Sıcak para çağırma reformu
Sıcak para getiricilerin beklediği, Ekonomik Reform Programı açıklandı. Bu programın adını; borç para verecekler, “bol faiz var, buyurun” programı desek daha iyidir.
Ekonomik büyümeyi, finansal büyüme ve daha çok borçlanma sanan, bir anlayışla ele alınan, bu sıcak para çağrı programında, halk yok, çalışanlar yok, üretim ve dağıtım planlaması yok.
Sıcak para sağlayıcıların ve çok uluslu şirketlerin, bizden istekleri-aslında dayattıkları- hususlar yer almıştır.

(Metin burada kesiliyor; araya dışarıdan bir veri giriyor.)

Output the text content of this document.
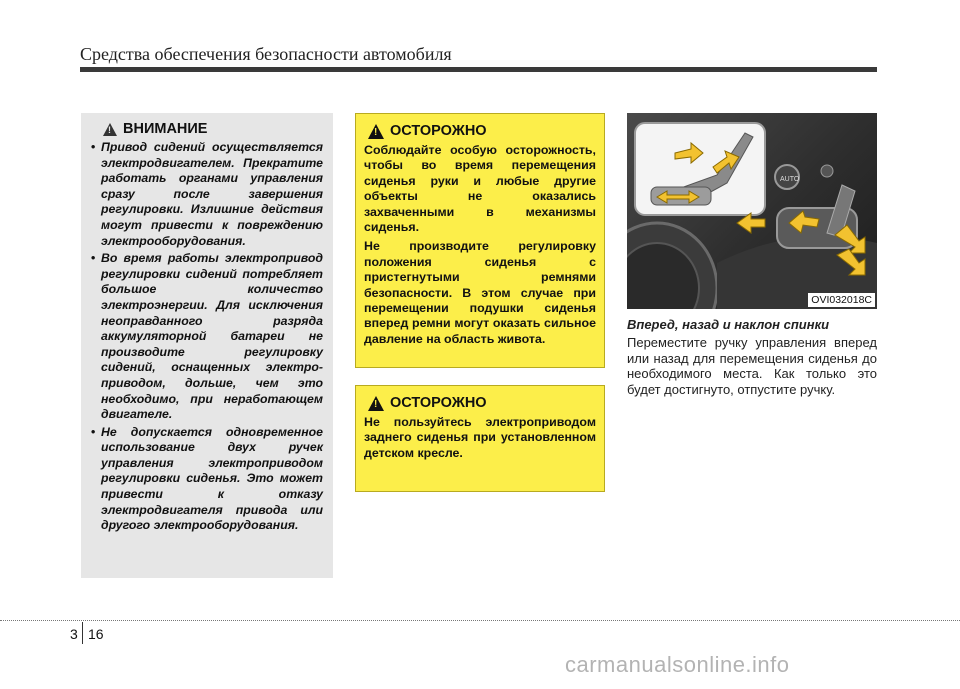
Средства обеспечения безопасности автомобиля
!
ВНИМАНИЕ
• Привод сидений осуществляется электродвигателем. Прекратите работать органами управления сразу после завершения регулировки. Излишние действия могут привести к повреждению электрооборудования.
• Во время работы электропривод регулировки сидений потребляет большое количество электроэнергии. Для исключения неоправданного разряда аккумуляторной батареи не производите регулировку сидений, оснащенных электро-приводом, дольше, чем это необходимо, при неработающем двигателе.
• Не допускается одновременное использование двух ручек управления электроприводом регулировки сиденья. Это может привести к отказу электродвигателя привода или другого электрооборудования.
!
ОСТОРОЖНО

Соблюдайте особую осторожность, чтобы во время перемещения сиденья руки и любые другие объекты не оказались захваченными в механизмы сиденья.

Не производите регулировку положения сиденья с пристегнутыми ремнями безопасности. В этом случае при перемещении подушки сиденья вперед ремни могут оказать сильное давление на область живота.

!
ОСТОРОЖНО

Не пользуйтесь электроприводом заднего сиденья при установленном детском кресле.

AUTO
OVI032018C
Вперед, назад и наклон спинки
Переместите ручку управления вперед или назад для перемещения сиденья до необходимого места. Как только это будет достигнуто, отпустите ручку.
3 16
carmanualsonline.info
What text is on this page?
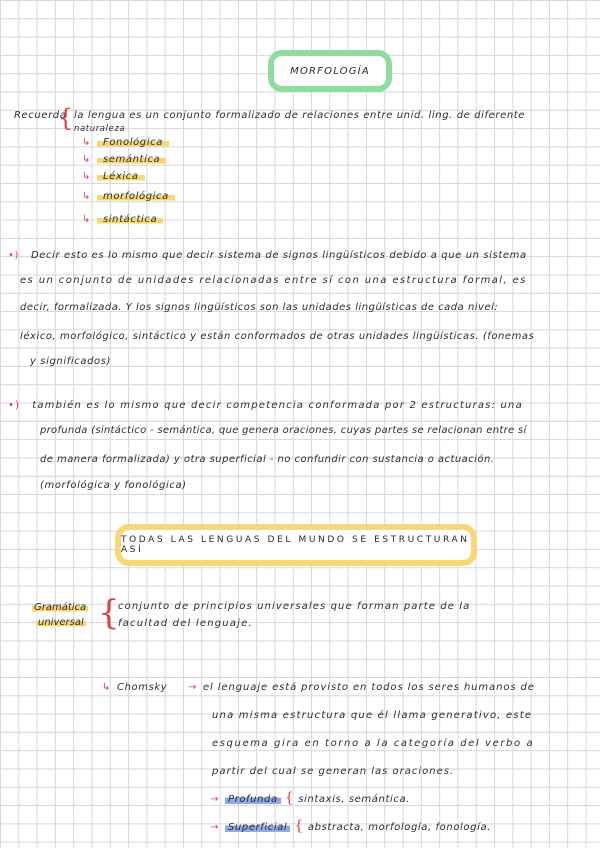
MORFOLOGÍA
Recuerda
{ la lengua es un conjunto formalizado de relaciones entre unid. ling. de diferente
naturaleza
↳ Fonológica
↳ semántica
↳ Léxica
↳ morfológica
↳ sintáctica
•) Decir esto es lo mismo que decir sistema de signos lingüísticos debido a que un sistema
es un conjunto de unidades relacionadas entre sí con una estructura formal, es
decir, formalizada. Y los signos lingüísticos son las unidades lingüísticas de cada nivel:
léxico, morfológico, sintáctico y están conformados de otras unidades lingüísticas. (fonemas
y significados)
•) también es lo mismo que decir competencia conformada por 2 estructuras: una
profunda (sintáctico - semántica, que genera oraciones, cuyas partes se relacionan entre sí
de manera formalizada) y otra superficial - no confundir con sustancia o actuación.
(morfológica y fonológica)
TODAS LAS LENGUAS DEL MUNDO SE ESTRUCTURAN ASÍ
Gramática
universal {
conjunto de principios universales que forman parte de la
facultad del lenguaje.
↳ Chomsky → el lenguaje está provisto en todos los seres humanos de
una misma estructura que él llama generativo, este
esquema gira en torno a la categoría del verbo a
partir del cual se generan las oraciones.
→ Profunda { sintaxis, semántica.
→ Superficial { abstracta, morfología, fonología.
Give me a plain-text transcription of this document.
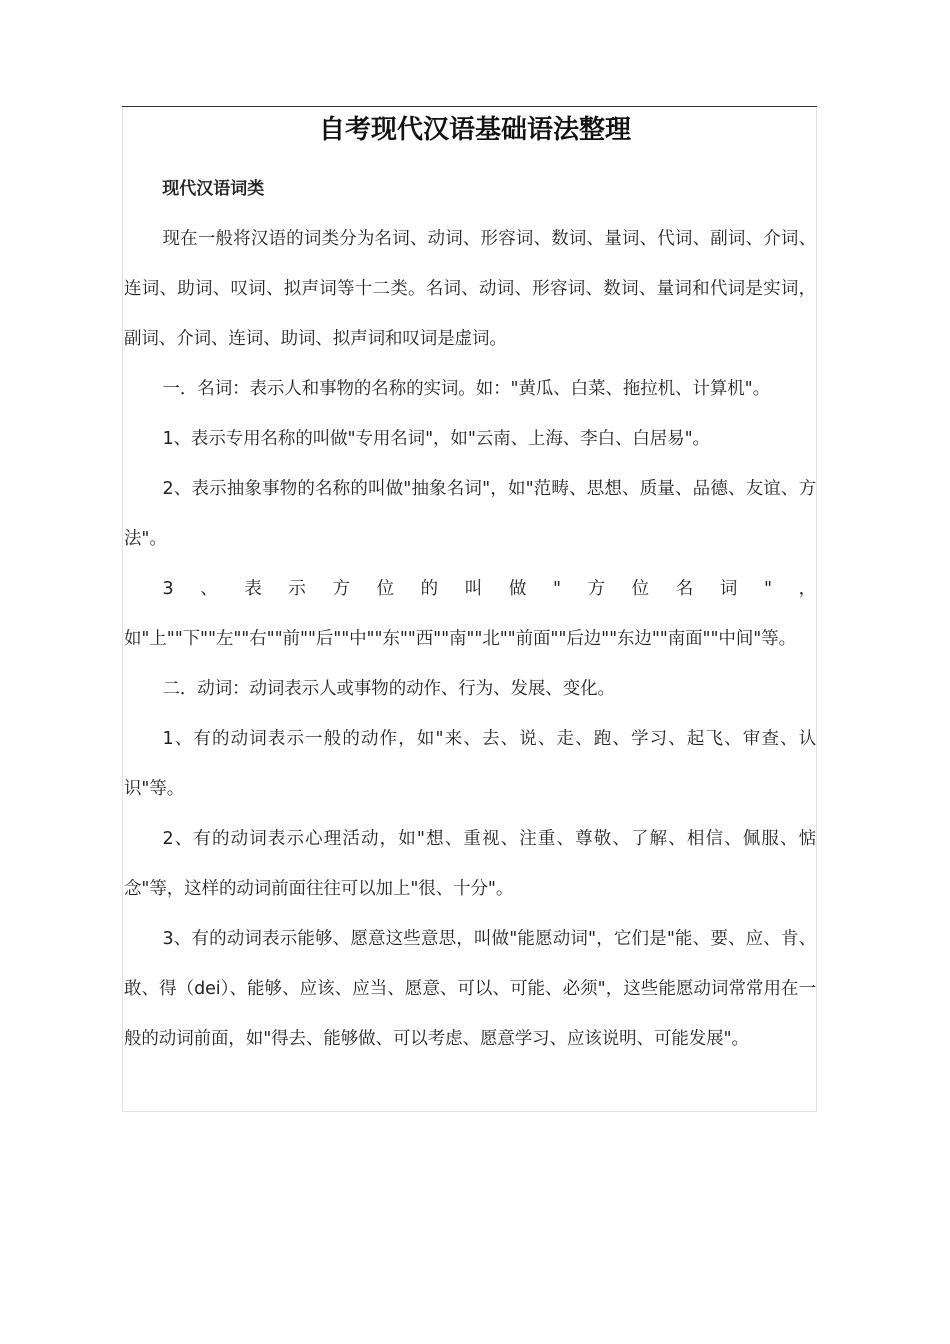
自考现代汉语基础语法整理

现代汉语词类

现在一般将汉语的词类分为名词、动词、形容词、数词、量词、代词、副词、介词、连词、助词、叹词、拟声词等十二类。名词、动词、形容词、数词、量词和代词是实词，副词、介词、连词、助词、拟声词和叹词是虚词。

一．名词：表示人和事物的名称的实词。如："黄瓜、白菜、拖拉机、计算机"。

1、表示专用名称的叫做"专用名词"，如"云南、上海、李白、白居易"。

2、表示抽象事物的名称的叫做"抽象名词"，如"范畴、思想、质量、品德、友谊、方法"。

3、表示方位的叫做"方位名词"，如"上""下""左""右""前""后""中""东""西""南""北""前面""后边""东边""南面""中间"等。

二．动词：动词表示人或事物的动作、行为、发展、变化。

1、有的动词表示一般的动作，如"来、去、说、走、跑、学习、起飞、审查、认识"等。

2、有的动词表示心理活动，如"想、重视、注重、尊敬、了解、相信、佩服、惦念"等，这样的动词前面往往可以加上"很、十分"。

3、有的动词表示能够、愿意这些意思，叫做"能愿动词"，它们是"能、要、应、肯、敢、得（dei）、能够、应该、应当、愿意、可以、可能、必须"，这些能愿动词常常用在一般的动词前面，如"得去、能够做、可以考虑、愿意学习、应该说明、可能发展"。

Zaten Planlama Teşkilatının işin içinde olmadığı, sadece sıcak para sağlayıcılarla birlikte hazırlandığı, ayan beyan açık olan bu program, tıpkı bundan evvel ki program açıklamalarında olduğu gibi, bir öz ifade etmemektedir.
Ülkenin kaderini piyasa bağlayan zihniyetin, yapabileceği tek şey; yeni borç bulma programı olabilirdi. Öyle de oldu.
Sıcak Para Davet programı, Finansal istikrardan söz ediyor. Aman ne güzel, olmayan sermayenin istikrarı nasıl sağlanır? Yeniden borç alarak, yeniden daha yüksek faiz vadederek.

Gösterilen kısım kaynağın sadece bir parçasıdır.